A growing number of Canada’s oil and gas companies are receiving independent certification for their work in emissions reduction.  Five producers at six sites in Alberta and B.C. are now certified by New York-based non-profit Equitable Origin for their progress in environmental and social performance. 

It’s part of a rapidly increasing trend in North America toward third-party certification, according to Thomas Fox, president of Calgary-based Highwood Emissions Management. 

“If you look at what’s happened in the last year, it’s just been kind of an explosion in interest and participation. And we expect that trend to continue,” Fox said. 

Equitable Origin’s program was born in 2009 out of concerns over oil development in the Amazon basin. 

“The founders saw that everybody kind of paints the oil and gas industry with one brush and it has had a very negative reputation at different points in time. So they saw the opportunity to promote responsible energy development using market-based mechanisms that recognizes and rewards responsible energy producers,” said CEO Soledad Mills. 

There’s a huge amount of opportunity for the industry to get ahead of emission regulations and take advantage of the evolving economy where oil and gas companies are being rewarded for their initiatives, Fox said. 

“It really is early days right now but we do think there will be increasing amounts of interest in certifying natural gas as low carbon.” 

Third-party verification is important for Vermillion Energy, said vice-president Yvonne Jeffery. Equitable Origin certified Vermillion’s natural gas operations near Drayton Valley, Alberta in October 2021. 
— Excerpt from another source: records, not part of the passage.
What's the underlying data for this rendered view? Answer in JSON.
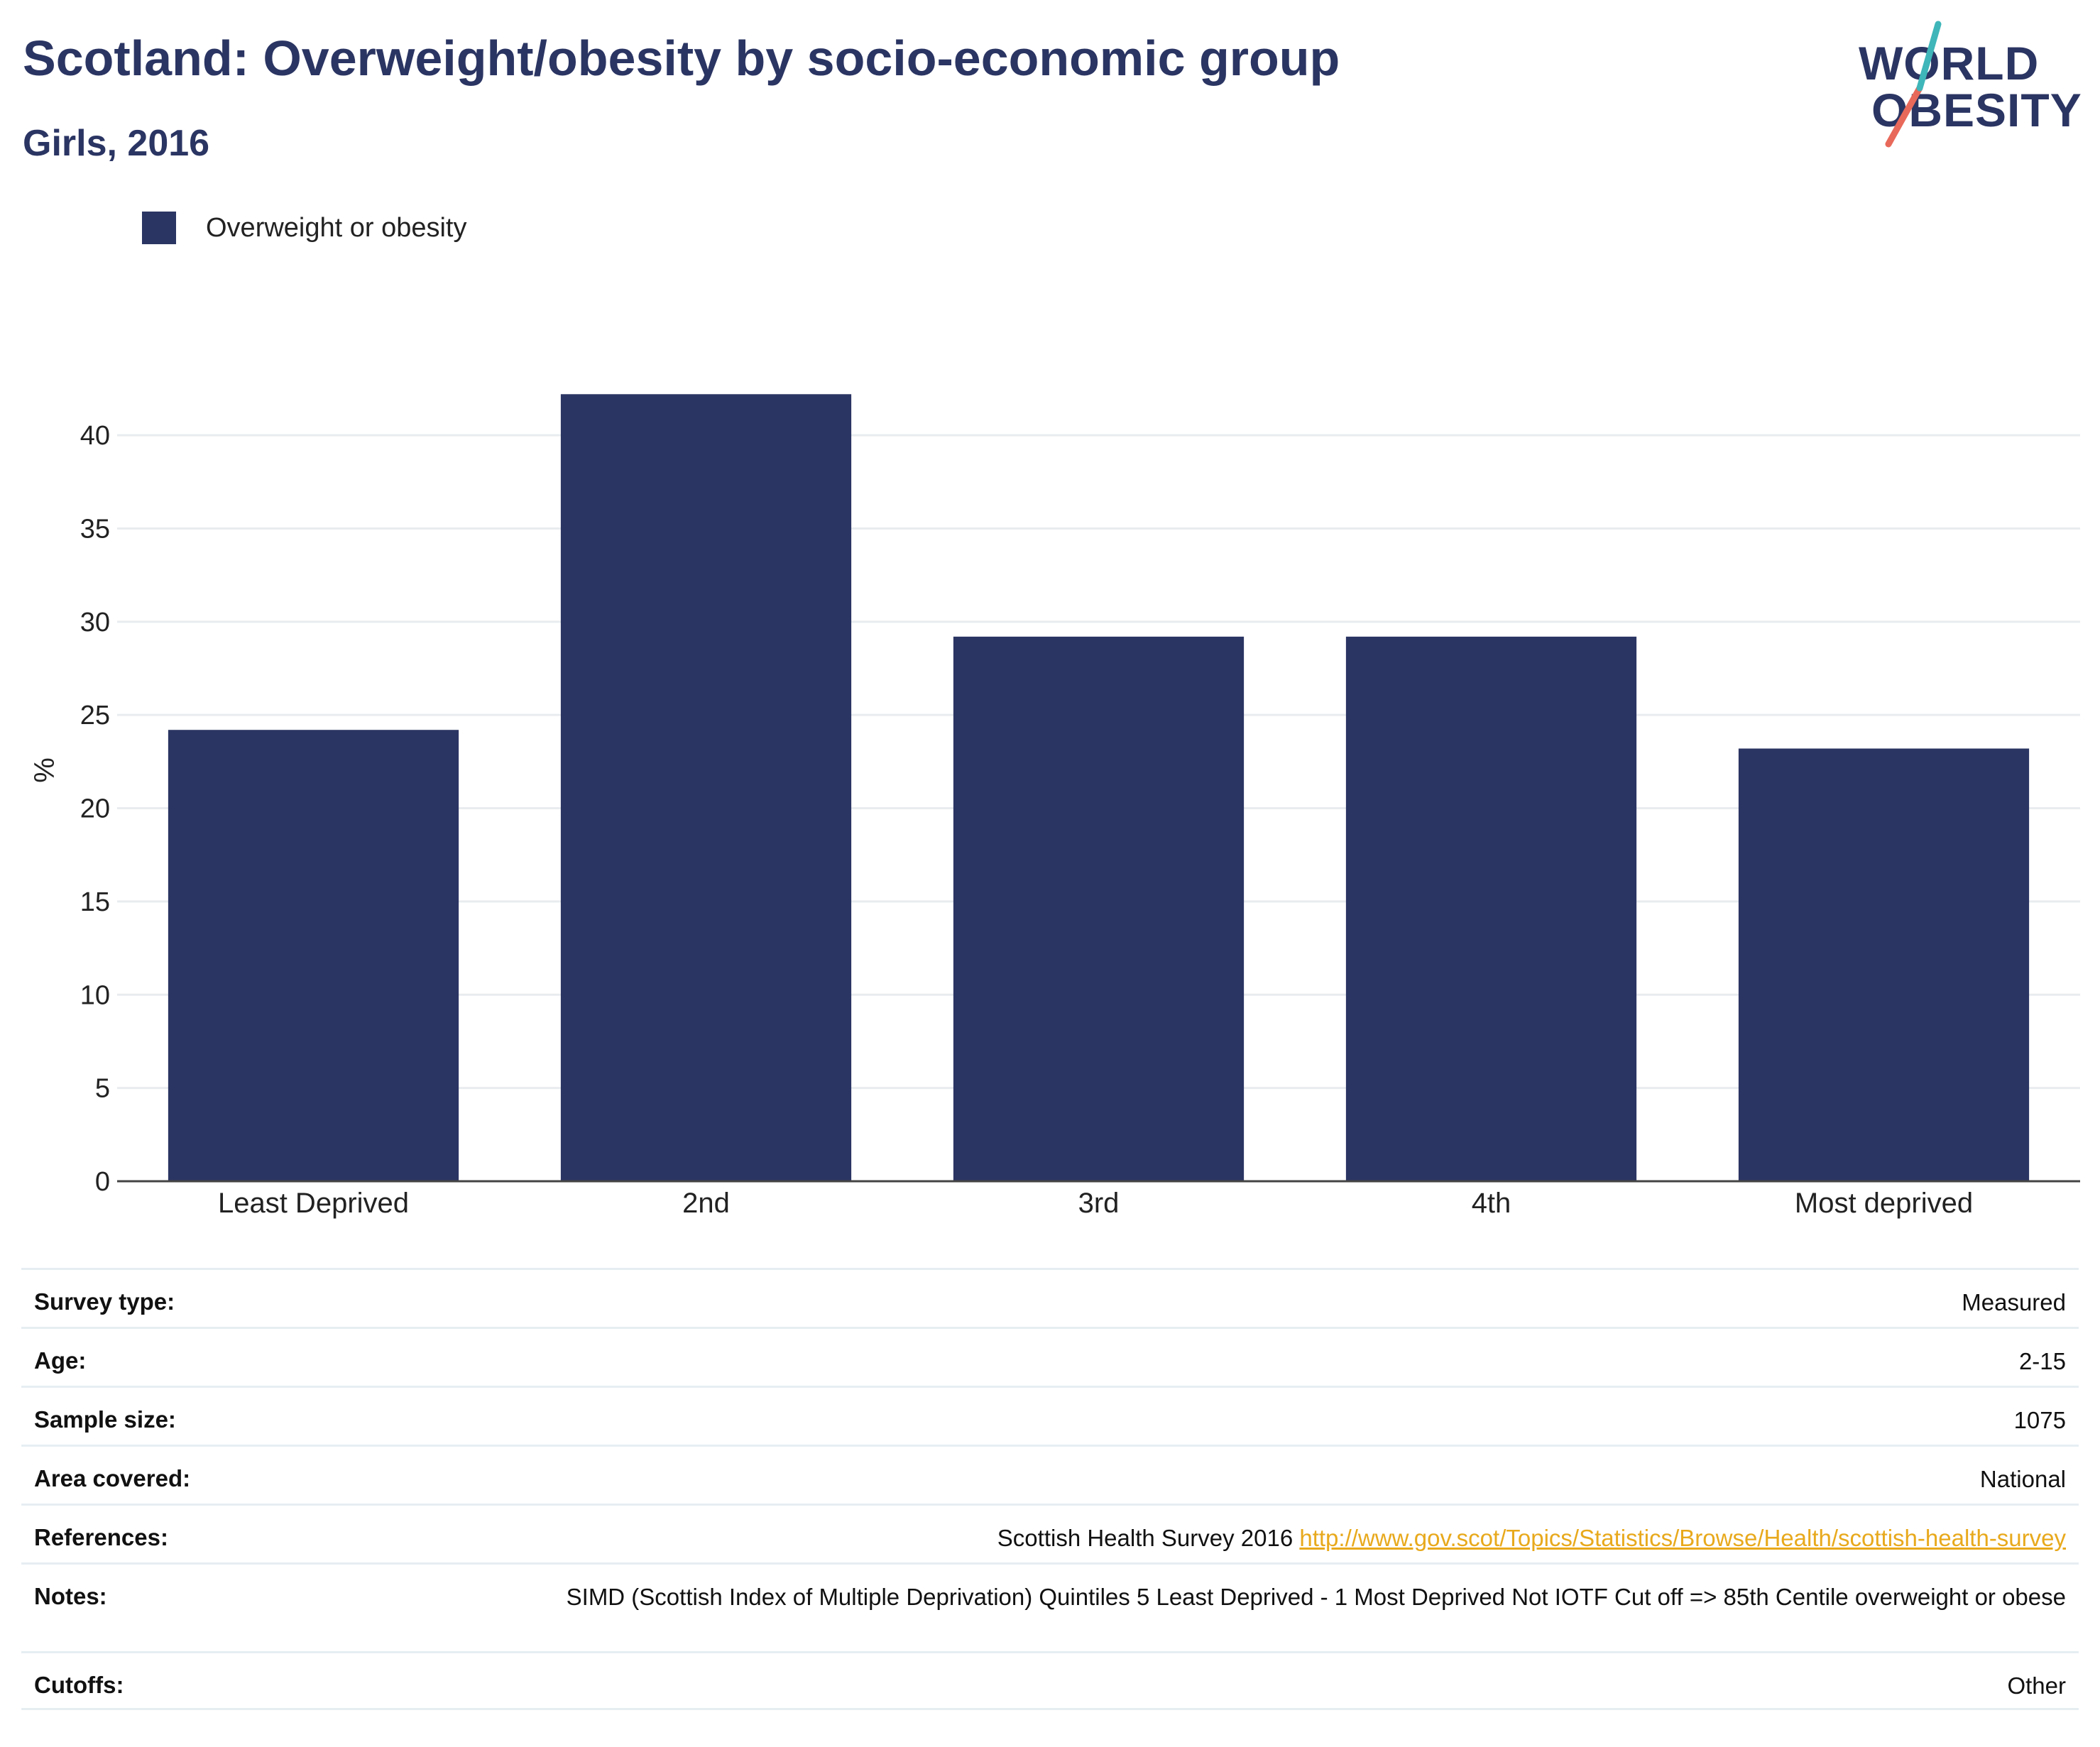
{
  "title": "Scotland: Overweight/obesity by socio-economic group",
  "subtitle": "Girls, 2016",
  "logo": {
    "line1": "WORLD",
    "line2": "OBESITY",
    "accent_teal": "#3fb6b9",
    "accent_coral": "#e8695a"
  },
  "colors": {
    "bar": "#2b3563",
    "brand": "#2b3563",
    "link": "#e8a91c",
    "grid": "#e9ecef"
  },
  "chart_data": {
    "type": "bar",
    "categories": [
      "Least Deprived",
      "2nd",
      "3rd",
      "4th",
      "Most deprived"
    ],
    "series": [
      {
        "name": "Overweight or obesity",
        "values": [
          24.2,
          42.2,
          29.2,
          29.2,
          23.2
        ]
      }
    ],
    "ylabel": "%",
    "xlabel": "",
    "ylim": [
      0,
      44
    ],
    "yticks": [
      0,
      5,
      10,
      15,
      20,
      25,
      30,
      35,
      40
    ],
    "grid": true,
    "legend_position": "top-left"
  },
  "meta": [
    {
      "key": "Survey type:",
      "value": "Measured"
    },
    {
      "key": "Age:",
      "value": "2-15"
    },
    {
      "key": "Sample size:",
      "value": "1075"
    },
    {
      "key": "Area covered:",
      "value": "National"
    },
    {
      "key": "References:",
      "value": "Scottish Health Survey 2016",
      "link": "http://www.gov.scot/Topics/Statistics/Browse/Health/scottish-health-survey"
    },
    {
      "key": "Notes:",
      "value": "SIMD (Scottish Index of Multiple Deprivation) Quintiles 5 Least Deprived - 1 Most Deprived Not IOTF Cut off => 85th Centile overweight or obese"
    },
    {
      "key": "Cutoffs:",
      "value": "Other"
    }
  ]
}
“We think it’s really important to provide our stakeholders – our investors, our communities, [and] the people who eventually purchase our products – with a sense of confidence that when we say it’s responsibly produced, it is responsibly produced,” Jeffery said. 

The company scored an average 89 per cent on metrics including corporate governance, transparency and ethics; human rights, social impact and community development; Indigenous peoples’ rights; fair labour and working conditions; and climate change, biodiversity and environment.  

Together, sites owned by Vermillion, ARC Resources, Pacific Canbriam Energy, Pipestone Energy and Crew Energy scored an average 85 per cent across these metrics.  

Fox said oil and gas companies that want to certify their product will abide by a set of rules that are developed by an independent organization.  

Those rules typically require some combination of estimating emissions, demonstrating that certain technologies are being used in certain ways, and demonstrating that certain procedures are being followed and training exists for emissions management. 

Jeffery said Equitable Origin is the only certification that she knows of that takes a wholistic look at all the elements of sustainability – the environmental, social and governance (ESG) pieces. 

The certification model was developed through a multi-stakeholder process.  

Mills said Canada is home to the first certified natural gas site in the world. That was at the end of 2019 and it was a company called Seven Generations, which has since merged into ARC Resources. The certified site is the Kakwa River project near Grande Prairie, Alberta. 

Importantly, certification is not a one-time “stamp of approval,” but a process for continuous improvement, said Paul Myers, CEO of Pacific Canbriam Energy. The company’s northeast B.C. Montney natural gas operations were certified in 2021. 

Myers said the company since its beginning has fostered a culture with sustainability at its core. It recognized that natural gas would be an important part of the global energy supply in the future and that sustainable development would not only create a competitive advantage but it is the right thing to do. 

“Early on, we invested in a water recycling hub and water distribution pipelines with a vision to ultimately connect the entire field and eliminate emissions from water trucks. We are now fully connected [and] in 2021 we recycled 92 per cent of our produced water,” he said.  

“We use innovations such as waste heat recovery at our main gas plant to completely eliminate the need for gas-fired process heat, vapour recovery units to capture processing vent gas, and electrification of control systems at multi-well pads to eliminate methane-emitting pneumatic devices.” 

Vermillion’s Jeffery said that independent certification is important because oil and gas will continue to be required long into the future as alternative energy sources become available.  

“It’s important to ensure that traditional energy sources have been responsibly produced, and certification offers a way to verify that level of excellence.”